I don't agree, or perhaps more accurately, I think that the value of translational and applied research are greatly overlooked. Not because of their focus on a defined endpoint, but because of the unpredictable results that can arise from it. In some cases, the results are basic science. Consider these examples:
  • Louis Pasteur was trying to determine what caused wine to turn to vinegar, and ended up creating the field of microbiology.
  • While attempting to reduce noise in a communication signal, Arno Penzias and Robert Wilson discovered the cosmic microwave background radiation, the residual heat of the Big Bang.
  • Roy Plunkett was working was trying to improve the coolant gases used in refrigerators and discovered Teflon
  • Viagra was originally developed to help with angina pectoris (chest pains). It didn't do so well at that, but the researchers discovered an unexpected side effect.
Research is research is research, basic, applied or translational.

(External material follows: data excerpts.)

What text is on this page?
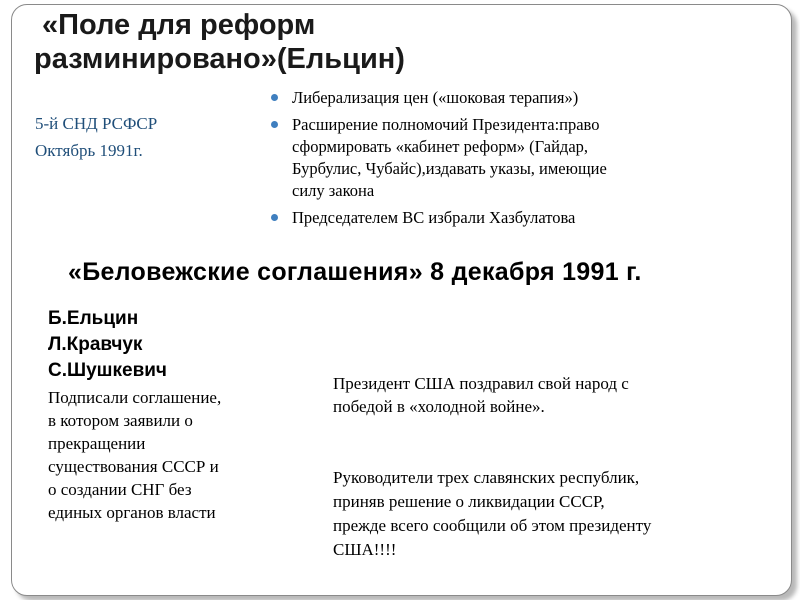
«Поле для реформ
разминировано»(Ельцин)
5-й СНД РСФСР
Октябрь 1991г.
Либерализация цен («шоковая терапия»)
Расширение полномочий Президента:право
сформировать «кабинет реформ» (Гайдар,
Бурбулис, Чубайс),издавать указы, имеющие
силу закона
Председателем ВС избрали Хазбулатова
«Беловежские соглашения» 8 декабря 1991 г.
Б.Ельцин
Л.Кравчук
С.Шушкевич
Подписали соглашение,
в котором заявили о
прекращении
существования СССР и
о создании СНГ без
единых органов власти
Президент США поздравил свой народ с
победой в «холодной войне».
Руководители трех славянских республик,
приняв решение о ликвидации СССР,
прежде всего сообщили об этом президенту
США!!!!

It can (and should) lead to unexpected results. The old clichés are "If we knew what we were doing, it wouldn't be called research" and "Chance favors the prepared mind". True clichés, but completely spot on in this case. Put them two together and good things will happen, including the discovery of fundamental science, intentional or not.


Previous Years

August 18, 2014 - 9 Activities that BOTH Academic Researchers and Industrial Researchers Perform

August 18, 2011 - Names for Biobased Polymers

August 18, 2010

August 18, 2010 - The Wall Street Journal and "Glass Transition"






2 comments:

Anonymous said...

While I agree somewhat, I think the problem is that if "basic science" is discovered in an applied setting, the current funding climate limits one's ability to follow up on said basic science.

The argument most are making is not that applied science has no place, it's that the balance has shifted too far away from the basic side. I wouldn't consider it "bashing". We need both in order to come up with breakthrough scientific discoveries, and it's getting increasingly difficult to perform basic science.

I think your latter two points are applied science changing its course to a different form of applied science, not necessarily applied science leading to breakthroughs in basic science.

Anonymous said...

It depends on what your perspective is. A lot of basic research is claiming importance (and getting funding) by claiming to be relevant, but I have the strong impression there is rarely any chance of a payoff from most of this research.